In [1]:
%load_ext autoreload
%autoreload 2

In [2]:
import tensorflow as tf

print(f"Tf version: {tf.__version__}")

Tf version: 2.2.0


In [3]:
import tensorflow_datasets as tfds

print(f"Tfds version: {tfds.__version__}")

Tfds version: 3.1.0


In [4]:
dataset, info = tfds.load('amazon_us_reviews/Mobile_Electronics_v1_00',
                          with_info=True)

train_dataset = dataset['train']

In [1]:
info

NameError: name 'info' is not defined

In [6]:
BUFFER_SIZE = 30000
BATCH_SIZE = 128

In [7]:
train_dataset = train_dataset.shuffle(BUFFER_SIZE, reshuffle_each_iteration=False)

In [8]:
for reviews in train_dataset.take(3):
    review_text = reviews['data']
    print(f"Review Text: {review_text.get('review_body').numpy()}")
    print(f"Star Rating: {review_text.get('star_rating').numpy()}")
    print(tf.where(review_text.get('star_rating') > 3, 1, 0).numpy())
    print("\n")

Review Text: b'I needed a parrot type speaker for my car and that is exactly what i got! looks great came with everything i needed. Great Deal!!'
Star Rating: 5
1


Review Text: b"Ok, i choose this cover, because its notepad appearance.
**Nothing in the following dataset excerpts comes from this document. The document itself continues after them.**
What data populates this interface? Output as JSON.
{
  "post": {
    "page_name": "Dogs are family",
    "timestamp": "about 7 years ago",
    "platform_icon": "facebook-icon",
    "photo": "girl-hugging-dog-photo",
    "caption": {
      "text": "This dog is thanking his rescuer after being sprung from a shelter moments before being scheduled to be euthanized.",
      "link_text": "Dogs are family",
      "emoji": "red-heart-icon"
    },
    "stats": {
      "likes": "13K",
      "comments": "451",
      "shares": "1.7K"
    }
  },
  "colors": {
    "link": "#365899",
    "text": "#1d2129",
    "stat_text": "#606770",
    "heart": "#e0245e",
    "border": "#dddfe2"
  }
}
It's good looking, and very worth the money you pay for it.    The good :    - The cover is nice to the touch (Outside and Inside)  - Have a support on the back that when you don't use it keep itself locked through a magneto.  - Very stylish  - Nice color and texture  - Nice price    The bad : (and the reason why i put only 4 stars...)    - It seems that since the nook have a rubbery back, in a month of use, it has get stained with the interior of the cover. Not that it matters very much, since i don't get it out of its cover, but anyways, It should not get stained."
Star Rating: 4
1


Review Text: b'Helped my overall system, basically made my volume twice as loud instead of volume 10 (max 26) im running at 5. Im running all alpine S around with additio

In [9]:
tokenizer = tfds.features.text.Tokenizer()

vocabulary_set = set()
for _, reviews in train_dataset.enumerate():
    review_text = reviews['data']
    reviews_tokens = tokenizer.tokenize(review_text.get('review_body').numpy())
    vocabulary_set.update(reviews_tokens)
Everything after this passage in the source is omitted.